PostPosted: Thu Feb 25, 2010 3:21 pm
by airichan623
Tsukuyomi (post: 1376077) wrote:I'll definitely be praying for you and your friend ^_^

Try to be there for your friend as much as you can.. as much as she'll let you be :)

Sorry to hear things are piling up on you so much 8( Hang in there Airi ^__^ You can PM me anytime you want to talk ^^


Thanks Tsuku-chan. It's so comforting to have so many praying for me. And, I can feel the effects of all your (everyone's) prayers in my life: I felt so uplifted today. It was an unexplainable peace.

Etoh*the*Greato (post: 1376311) wrote:I'll be praying... This is a situation for God. Just open yourself to Him and try to find His will in it.


Thanks Etoh-san. I just wonder what God's will is sometimes...I mean, I think about it so hard that I can't tell what is the voice of the Holy Spirit and what is my own internal voice, and what is the voice of my human nature. I mean, going to a Christian school gives me a lot of "head knowledge" but it's hard to apply it to your life. Some say that you can feel it in your gut when its the will of God. But sometimes, some choices are between two good things, and neither are inherently "sinful." Sorry that was an Airi spiritual topic rant.

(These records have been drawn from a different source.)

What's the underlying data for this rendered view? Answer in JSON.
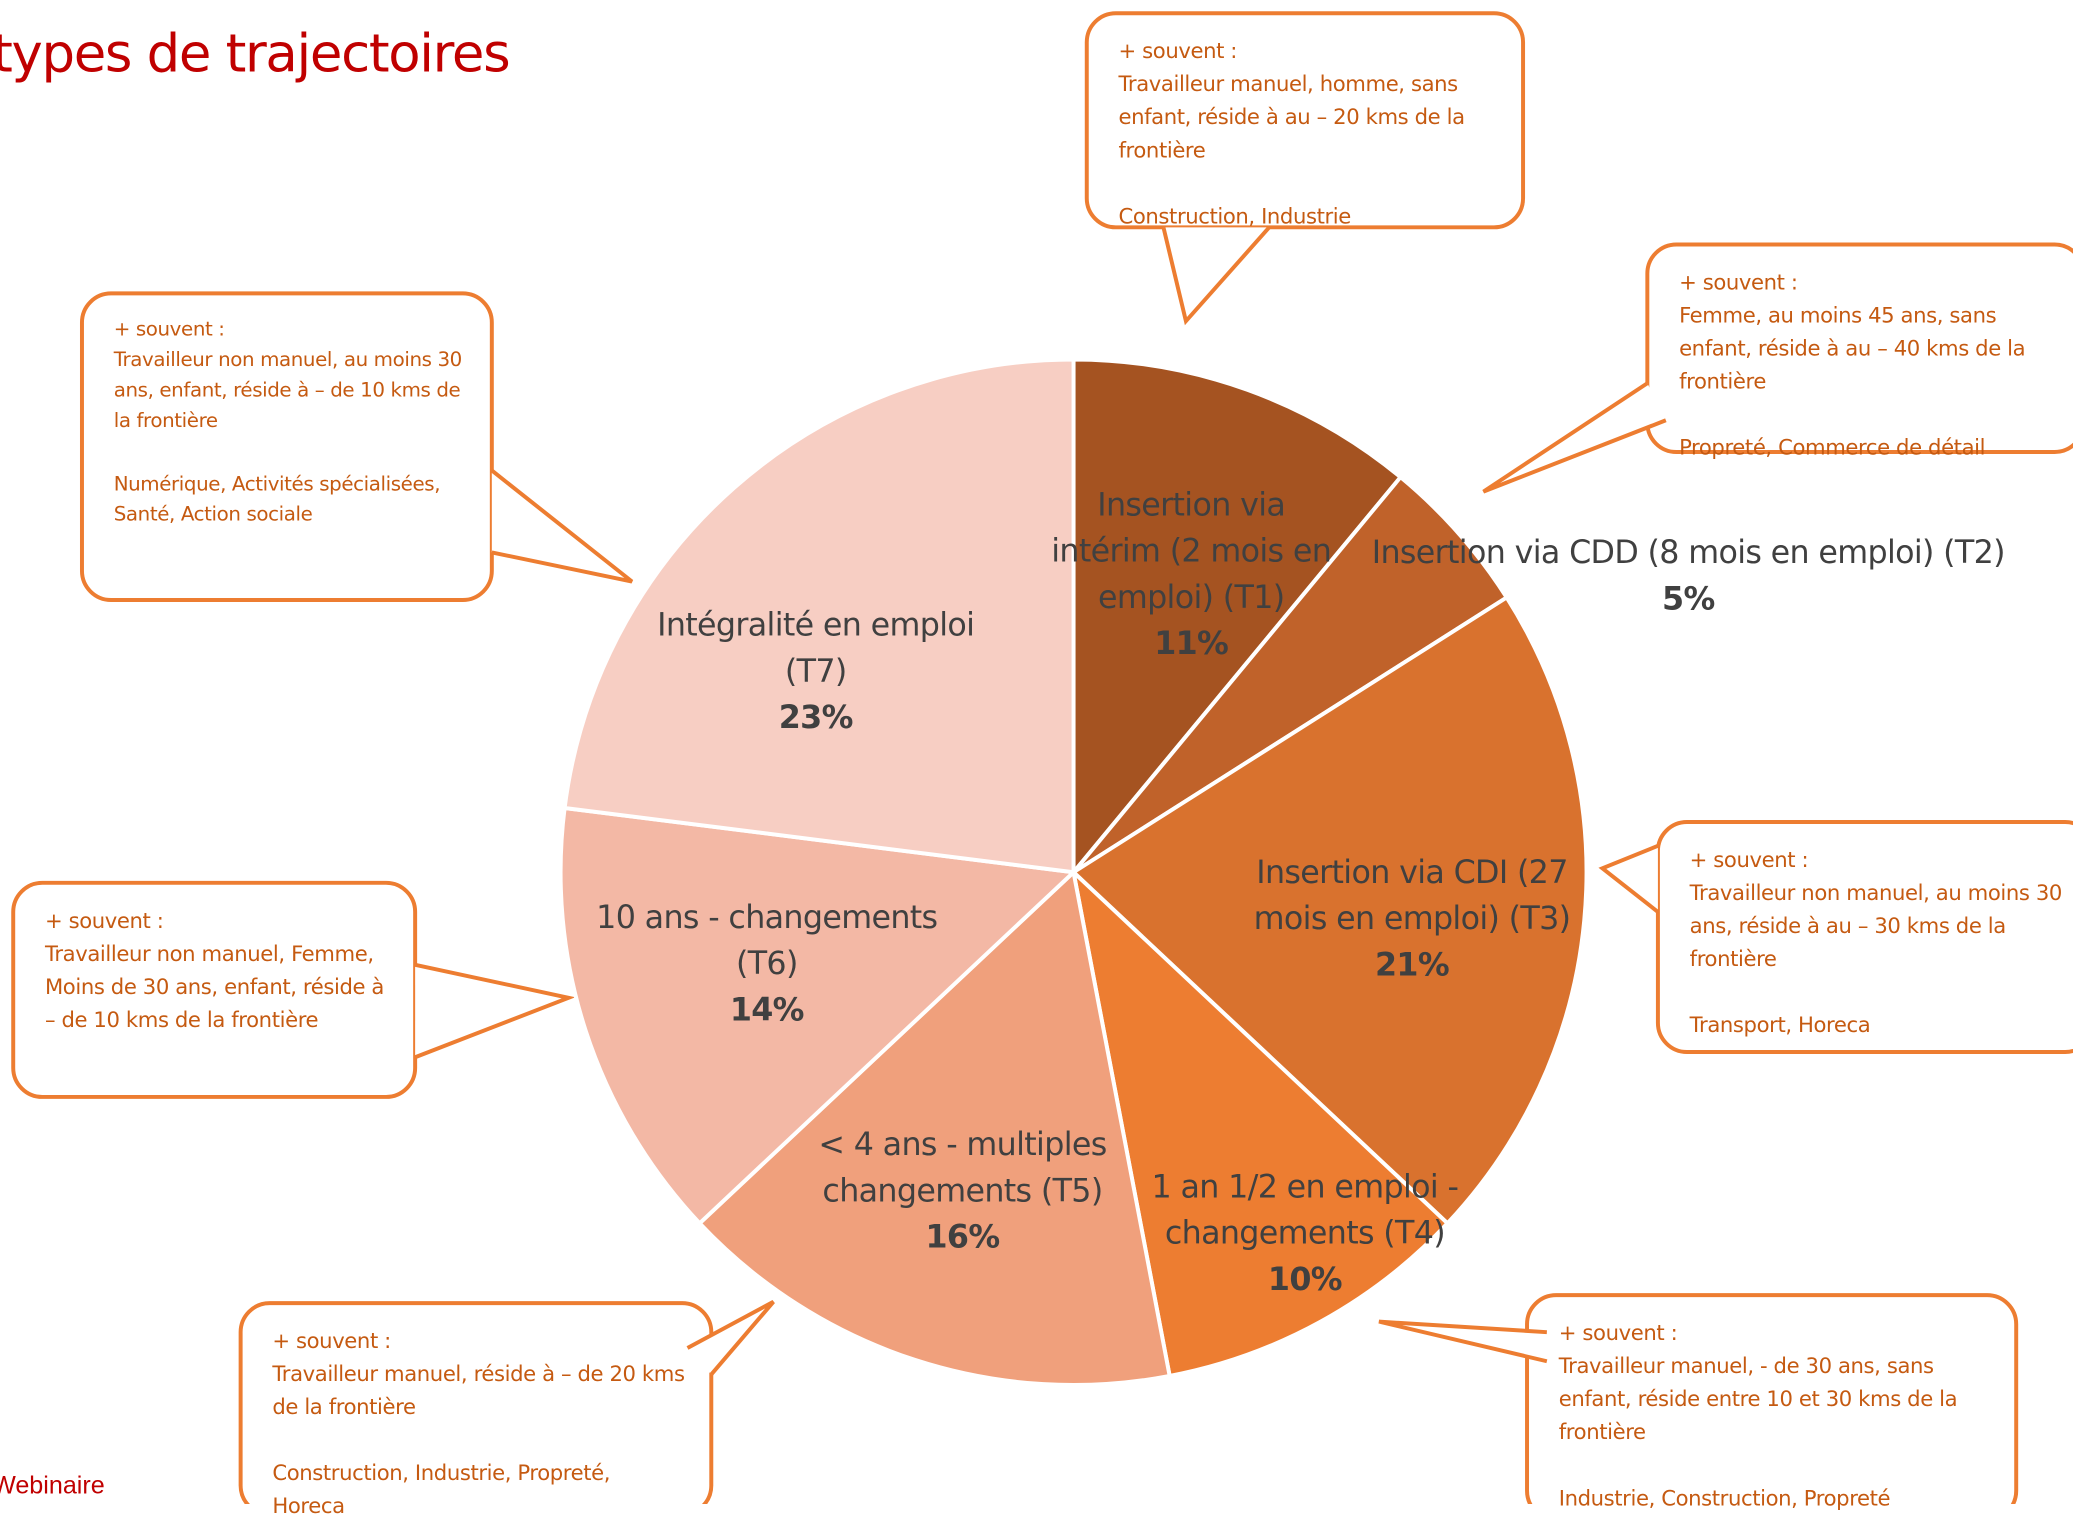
{
  "chart_data": {
    "type": "pie",
    "title": "types de trajectoires",
    "categories": [
      "Insertion via intérim (2 mois en emploi) (T1)",
      "Insertion via CDD (8 mois en emploi) (T2)",
      "Insertion via CDI (27 mois en emploi) (T3)",
      "1 an 1/2 en emploi - changements (T4)",
      "< 4 ans - multiples changements (T5)",
      "10 ans - changements (T6)",
      "Intégralité en emploi (T7)"
    ],
    "values": [
      11,
      5,
      21,
      10,
      16,
      14,
      23
    ],
    "value_labels": [
      "11%",
      "5%",
      "21%",
      "10%",
      "16%",
      "14%",
      "23%"
    ],
    "colors": [
      "#A55321",
      "#C0622A",
      "#D9722E",
      "#ED7D31",
      "#F0A07C",
      "#F3B8A5",
      "#F7CEC3"
    ],
    "annotations": [
      {
        "heading": "+ souvent :",
        "profile": "Travailleur manuel, homme, sans enfant, réside à au – 20 kms de la frontière",
        "sectors": "Construction, Industrie"
      },
      {
        "heading": "+ souvent :",
        "profile": "Femme, au moins 45 ans, sans enfant, réside à au – 40 kms de la frontière",
        "sectors": "Propreté, Commerce de détail"
      },
      {
        "heading": "+ souvent :",
        "profile": "Travailleur non manuel, au moins 30 ans, réside à au – 30 kms de la frontière",
        "sectors": "Transport, Horeca"
      },
      {
        "heading": "+ souvent :",
        "profile": "Travailleur manuel, - de 30 ans, sans enfant, réside entre 10 et 30 kms de la frontière",
        "sectors": "Industrie, Construction, Propreté"
      },
      {
        "heading": "+ souvent :",
        "profile": "Travailleur manuel, réside à – de 20 kms de la frontière",
        "sectors": "Construction, Industrie, Propreté, Horeca"
      },
      {
        "heading": "+ souvent :",
        "profile": "Travailleur non manuel, Femme, Moins de 30 ans, enfant, réside à – de 10 kms de la frontière",
        "sectors": ""
      },
      {
        "heading": "+ souvent :",
        "profile": "Travailleur non manuel, au moins 30 ans, enfant, réside à – de 10 kms de la frontière",
        "sectors": "Numérique, Activités spécialisées, Santé, Action sociale"
      }
    ],
    "footer": "Webinaire"
  }
}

Thank you again everyone for your support. Through your support and God's leadership, I know I will make it through this. Thank you so much. I thank the Lord for all of you. Just keep praying for my friend. Pray that she would realize she needs the Lord's help, and that she would seek human help with her addictions as well.

PostPosted: Fri Feb 26, 2010 2:07 pm
by airichan623
update: the girl i mentioned is not at home right now. i thought she might be because she came to youth group and thats where she headed when she left early and started walking away. her mom is worried. i pray her mom will finally call the police. the last time she left home and left her fone, she went on a road trip to a city in another state a hundred miles away and didnt return for a weak. frankly im scared for her.

PostPosted: Sat Feb 27, 2010 10:23 am
by acgifford
I'm praying too. Just hang in there. *Hugs for Airichan*

PostPosted: Sun Mar 07, 2010 8:41 pm
by airichan623
I started another prayer thread just about the friend...
but now about me.

I think my sanity is going to the winds. I cant keep my ideals straight. I cant focus on fun anymore. The weight of the world keeps pulling me down... and its stretching my tender heart to its limit.

PostPosted: Sun Mar 07, 2010 8:54 pm
by Tsukuyomi
I'll continue to pray :-S

Feel free to PM me to rant anytime you want ^__^

PostPosted: Mon Mar 08, 2010 5:49 am
by acgifford
I pray for you. *hugs* Hang in there.